Monday, May 03, 2010
If I could sum in two words what you should do in college, I would sum it as “Take Risk”. From the time you enter graduation till the time you are done with your studies the big thing that you should do is - take risk. And if you have not done it so far, do it during your MBA (and do pass this advice to your juniors still in college.) And if you do it right, you will also have the keys to a very successful career handed over to you alongwith your degree. Unfortunately it will not be taught as a course, nor will someone teach you to do it. You will have get up and do it yourself.
Do note that the time that you study is the best time of your life, for most of us. Once you are in a career, you will never get time like this. Or worse, if you spend your entire education worrying about the career you will have, like many of us did, it is a worry over a future you have no control on. Use college time to try your hand at various things that you never did as part of your education so far.
Now, of course, you can argue that you dont have the time. If time is your excuse, then, do remember that it is usually the last excuse for someone who does not want to make an attempt. The best time you can have in your life, ever, is when you are studying. Read that sentence again. There will never be so much time that you will have as you will have when you are studying. In general after that you will have more responsibilities than less.
Now, heres what I mean when I say take risk.
Want to try your hands on something new? Try it. If you are an engineering student, get out and spend time to see how technology impacts people. What can you do about it? For all you science and commerce students - read history. Any history. The history of India. The history of technology. There is a lot of collective knowledge out there. And as a bonus you get to read a real history of India, not the ones that were fed to you through politically clouded lenses. Heres a book for starters. India: A History by John Keay
And if you are already a history student, try learning a computer language. Pick up the computer lying in your home and a book and try your hand at it.
Surf the net. And I dont mean social networking sites. Start a blog. Start a website. Start a shop on e-bay. Learn to do business. Thats the theory anyway in an MBA. Do the practicals too.
If you are studying for an MBA in finance, try out a marketing project and vice versa. Organize festivals and events. Try to get people together for a cause. Try out, for that is when you will figure out the skills you have or the skills you need to build.

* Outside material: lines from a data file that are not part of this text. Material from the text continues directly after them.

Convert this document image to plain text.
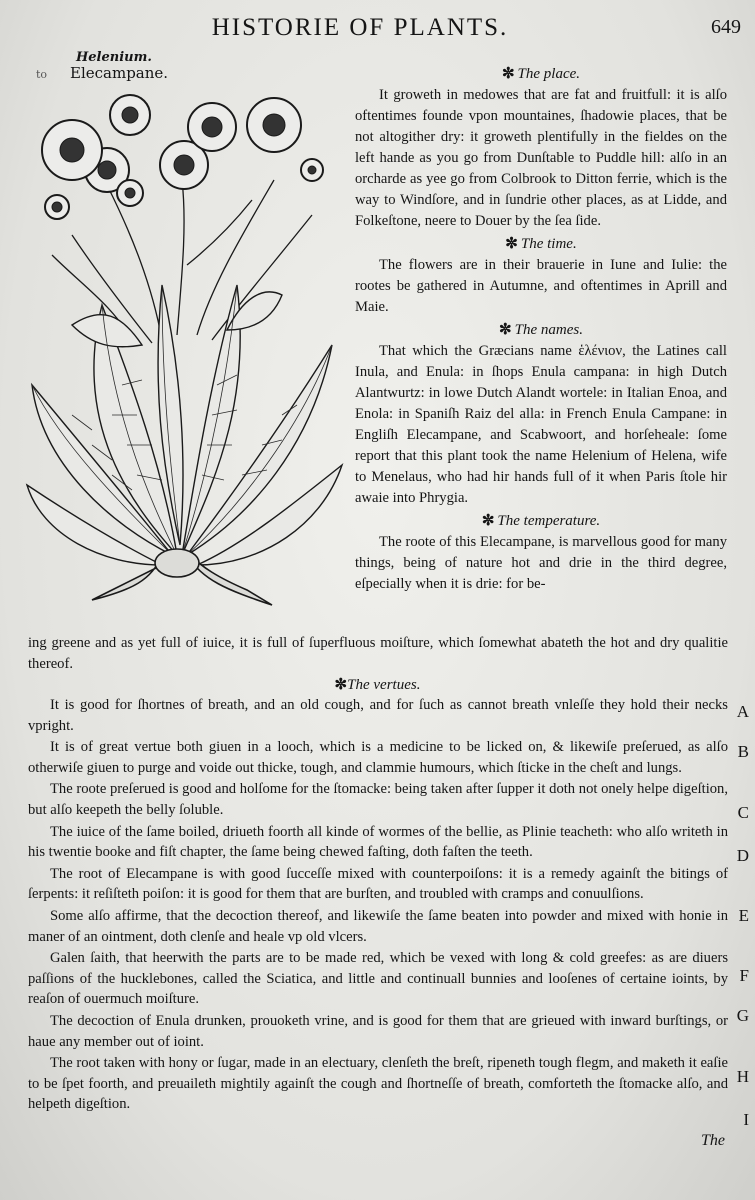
HISTORIE OF PLANTS.	649
to
Helenium.
Elecampane.	✼ The place.

It groweth in medowes that are fat and fruitfull: it is alſo oftentimes founde vpon mountaines, ſhadowie places, that be not altogither dry: it groweth plentifully in the fieldes on the left hande as you go from Dunſtable to Puddle hill: alſo in an orcharde as yee go from Colbrook to Ditton ferrie, which is the way to Windſore, and in ſundrie other places, as at Lidde, and Folkeſtone, neere to Douer by the ſea ſide.

✼ The time.

The flowers are in their brauerie in Iune and Iulie: the rootes be gathered in Autumne, and oftentimes in Aprill and Maie.

✼ The names.

That which the Græcians name ἑλένιον, the Latines call Inula, and Enula: in ſhops Enula campana: in high Dutch Alantwurtz: in lowe Dutch Alandt wortele: in Italian Enoa, and Enola: in Spaniſh Raiz del alla: in French Enula Campane: in Engliſh Elecampane, and Scabwoort, and horſeheale: ſome report that this plant took the name Helenium of Helena, wife to Menelaus, who had hir hands full of it when Paris ſtole hir awaie into Phrygia.

✼ The temperature.

The roote of this Elecampane, is marvellous good for many things, being of nature hot and drie in the third degree, eſpecially when it is drie: for be-

ing greene and as yet full of iuice, it is full of ſuperfluous moiſture, which ſomewhat abateth the hot and dry qualitie thereof.

✼The vertues.

It is good for ſhortnes of breath, and an old cough, and for ſuch as cannot breath vnleſſe they hold their necks vpright.

It is of great vertue both giuen in a looch, which is a medicine to be licked on, & likewiſe preſerued, as alſo otherwiſe giuen to purge and voide out thicke, tough, and clammie humours, which ſticke in the cheſt and lungs.

The roote preſerued is good and holſome for the ſtomacke: being taken after ſupper it doth not onely helpe digeſtion, but alſo keepeth the belly ſoluble.

The iuice of the ſame boiled, driueth foorth all kinde of wormes of the bellie, as Plinie teacheth: who alſo writeth in his twentie booke and fiſt chapter, the ſame being chewed faſting, doth faſten the teeth.

The root of Elecampane is with good ſucceſſe mixed with counterpoiſons: it is a remedy againſt the bitings of ſerpents: it reſiſteth poiſon: it is good for them that are burſten, and troubled with cramps and conuulſions.

Some alſo affirme, that the decoction thereof, and likewiſe the ſame beaten into powder and mixed with honie in maner of an ointment, doth clenſe and heale vp old vlcers.

Galen ſaith, that heerwith the parts are to be made red, which be vexed with long & cold greefes: as are diuers paſſions of the hucklebones, called the Sciatica, and little and continuall bunnies and looſenes of certaine ioints, by reaſon of ouermuch moiſture.

The decoction of Enula drunken, prouoketh vrine, and is good for them that are grieued with inward burſtings, or haue any member out of ioint.

The root taken with hony or ſugar, made in an electuary, clenſeth the breſt, ripeneth tough flegm, and maketh it eaſie to be ſpet foorth, and preuaileth mightily againſt the cough and ſhortneſſe of breath, comforteth the ſtomacke alſo, and helpeth digeſtion.

A
B
C
D
E
F
G
H
I
The
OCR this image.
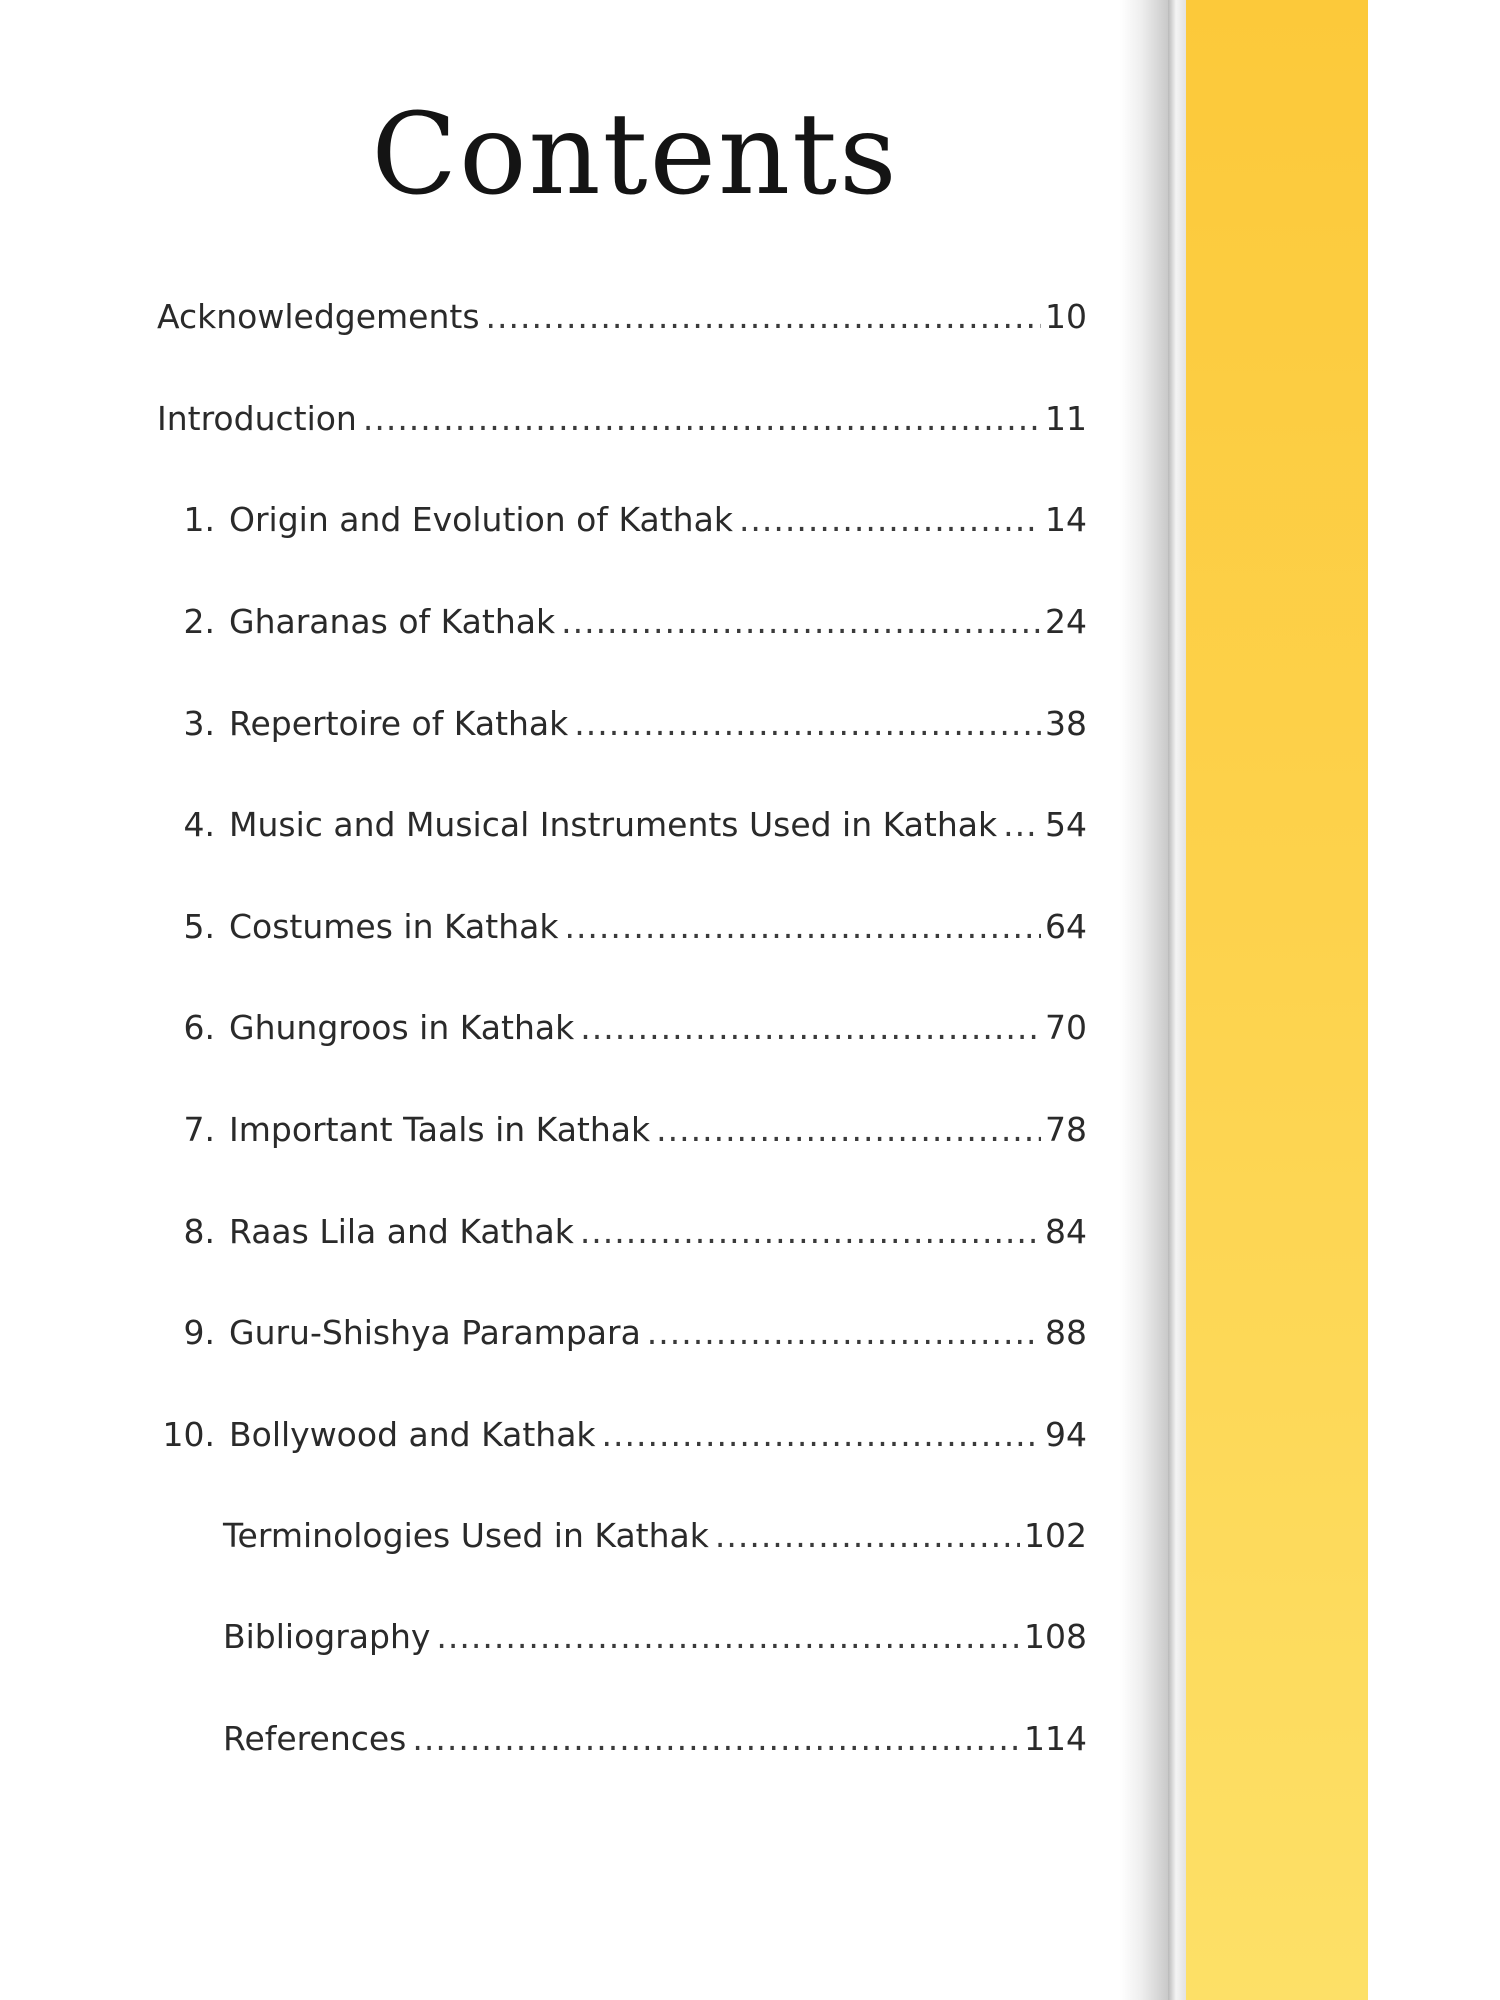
Contents
Acknowledgements .....	10
Introduction .....	11
1. Origin and Evolution of Kathak .....	14
2. Gharanas of Kathak .....	24
3. Repertoire of Kathak .....	38
4. Music and Musical Instruments Used in Kathak ..... 54
5. Costumes in Kathak .....	64
6. Ghungroos in Kathak .....	70
7. Important Taals in Kathak .....	78
8. Raas Lila and Kathak .....	84
9. Guru-Shishya Parampara .....	88
10. Bollywood and Kathak .....	94
Terminologies Used in Kathak .....	102
Bibliography .....	108
References .....	114
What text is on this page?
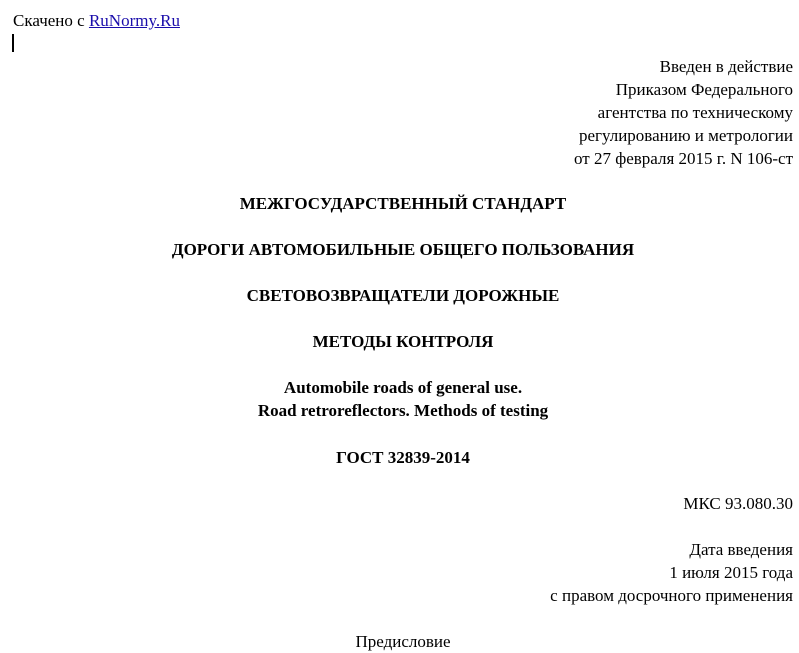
Скачено с RuNormy.Ru
Введен в действие
Приказом Федерального
агентства по техническому
регулированию и метрологии
от 27 февраля 2015 г. N 106-ст
МЕЖГОСУДАРСТВЕННЫЙ СТАНДАРТ
ДОРОГИ АВТОМОБИЛЬНЫЕ ОБЩЕГО ПОЛЬЗОВАНИЯ
СВЕТОВОЗВРАЩАТЕЛИ ДОРОЖНЫЕ
МЕТОДЫ КОНТРОЛЯ
Automobile roads of general use.
Road retroreflectors. Methods of testing
ГОСТ 32839-2014
МКС 93.080.30
Дата введения
1 июля 2015 года
с правом досрочного применения
Предисловие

Far too many people in an MBA or engineering treat it as just another college course where as if you treat it as an opportunity to build skills that you will use in the real world, it is far more rewarding.
Try starting a business - on a shoestring budget. I know many who have found their careers, calling and talent this way. Treat it as a special project. Think small, think low impact, think prototype. If it succeeds, great; if it doesnt, you have a great learning on your hand.
In any case most people are going to take the standard job route. Try your hand at entrepreneurship. Show your potential employers how you have used your time in college. Sure, nobody does that, but the fact that you are doing it would interest employers. Everybody wants people who can take initiative. What better time to do it than now? Who knows, you might end up as an entrepreneur instead of with a job! (And if you are a born entrepreneur, do take up a job, it too will open your eyes like never before.)
Work with an NGO. Work in the villages. Work with a political party. Help someone set up his or her business. Sit in a kirana shop or an icecream shop or one of those newfangled retailers. Find out how they manage their work on a day to day basis. Get your hands dirty in something you have no clue about. Try to be an activist, if that’s your style. Work on a local awareness campaign, be it on polio, be it in demonstrating a new product or work on a theatre project, if you are lucky enough to find one. Work with a school – try to teach students – you will realize that it takes a lot of patience (and is quite exciting) to teach. Perhaps you may realize that this type of work is not for you. In any case, taking risks like these help.
Try to learn a foreign language. Or learn some ancient ones. Try your hand at marketing surveys – the guys who do the door to door survey go through quite a bit of learning. Once you spend time as one of them, you will think twice before you slam a door on one of them who has come to take genuine feedback. (Yes, you guessed it, a marketing survey job was my first real job when I was in college and I learnt a lot in those couple of months. No classroom can ever teach that.)
I could go on and on, but I hope you understand what I am driving at. College years are the years you are investing in developing your skills. During an MBA take up all those offbeat projects. If you are a born leader, take the back seat and vice versa. At the end, taking Risk in exploring all the things you ever want to explore and they will all stand you in good stead – both with the experiences and with the networks.